By approaching retirement with a view of multiple time periods each calling for different investment strategies, divorcees can convert assets into income without putting all of their assets at high levels of risk. Following a structured and disciplined approach may provide divorcees with more confidence and freedom from financial stress as they enjoy their retirement.
Sherry Campbell is a Certified Divorce Financial Analyst (CDFA®) and Certified Financial Planner (CFP®) with Hutchinson Family Offices, an independent concierge wealth management firm serving a select number of high-net-worth families. Hutchinson Family Offices specialize in divorce consulting, with their Marital Asset Protection Program™ (MAPP), which is designed to make the divorce settlement process more efficient and less costly. www.HutchinsonFamilyOffice.com.
Securities and Advisory Services offered through The Strategic Financial Alliance, Inc. (SFA). Member FINRA & SIPC. SFA is otherwise unaffiliated with Hutchinson Family Offices.
Ensuring Settlement Offers Work for Your Clients
With financial modeling during the divorce process, the client understands what they got and why they got it and has a financial roadmap for their life post-divorce.
1 Bank CDs are insured by the Federal Deposit Insurance Corporation and offer a fixed rate of return, whereas both the principal and yield of investment securities will fluctuate with changes in market conditions. Investments offering the potential for higher rates of return also involve a higher degree of risk. Rates of return will vary over time, particularly for long-term investments. Your actual results will vary.

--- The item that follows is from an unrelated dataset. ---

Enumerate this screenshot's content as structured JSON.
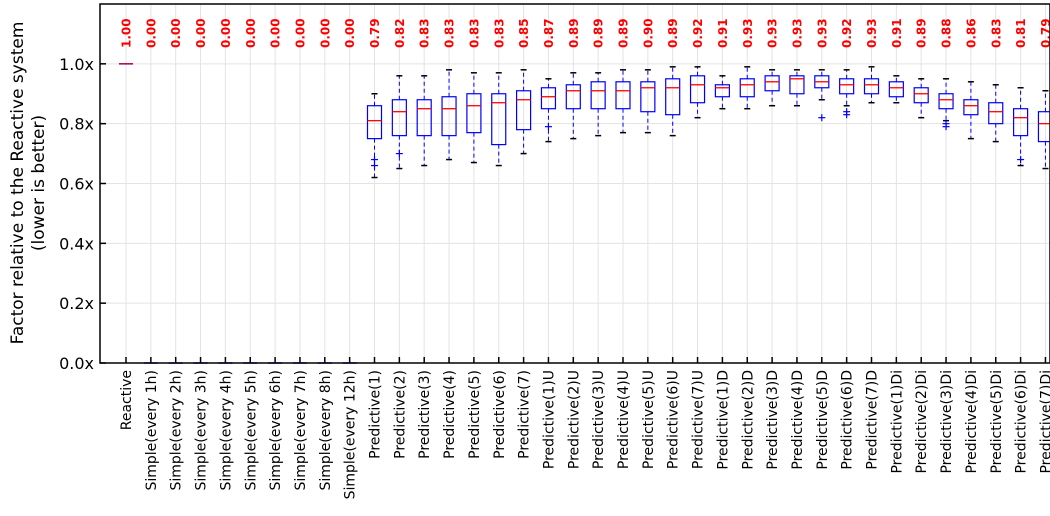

2 Stocks have historically outperformed other asset classes over the long term, but tend to fluctuate more dramatically over the short term. Bonds are affected by changes in interest rates and the creditworthiness of their issuers. Bonds are particularly sensitive to interest rate movements. Therefore, bond prices and thus the share price of funds that invest in bonds, generally move in the opposite direction from interest rates. Investments seeking to achieve higher returns also involve a higher degree of risk. The return and principal value of stocks fluctuate with changes in market conditions. Shares, when sold, may be worth more or less than their original cost. Past performance does not guarantee future results.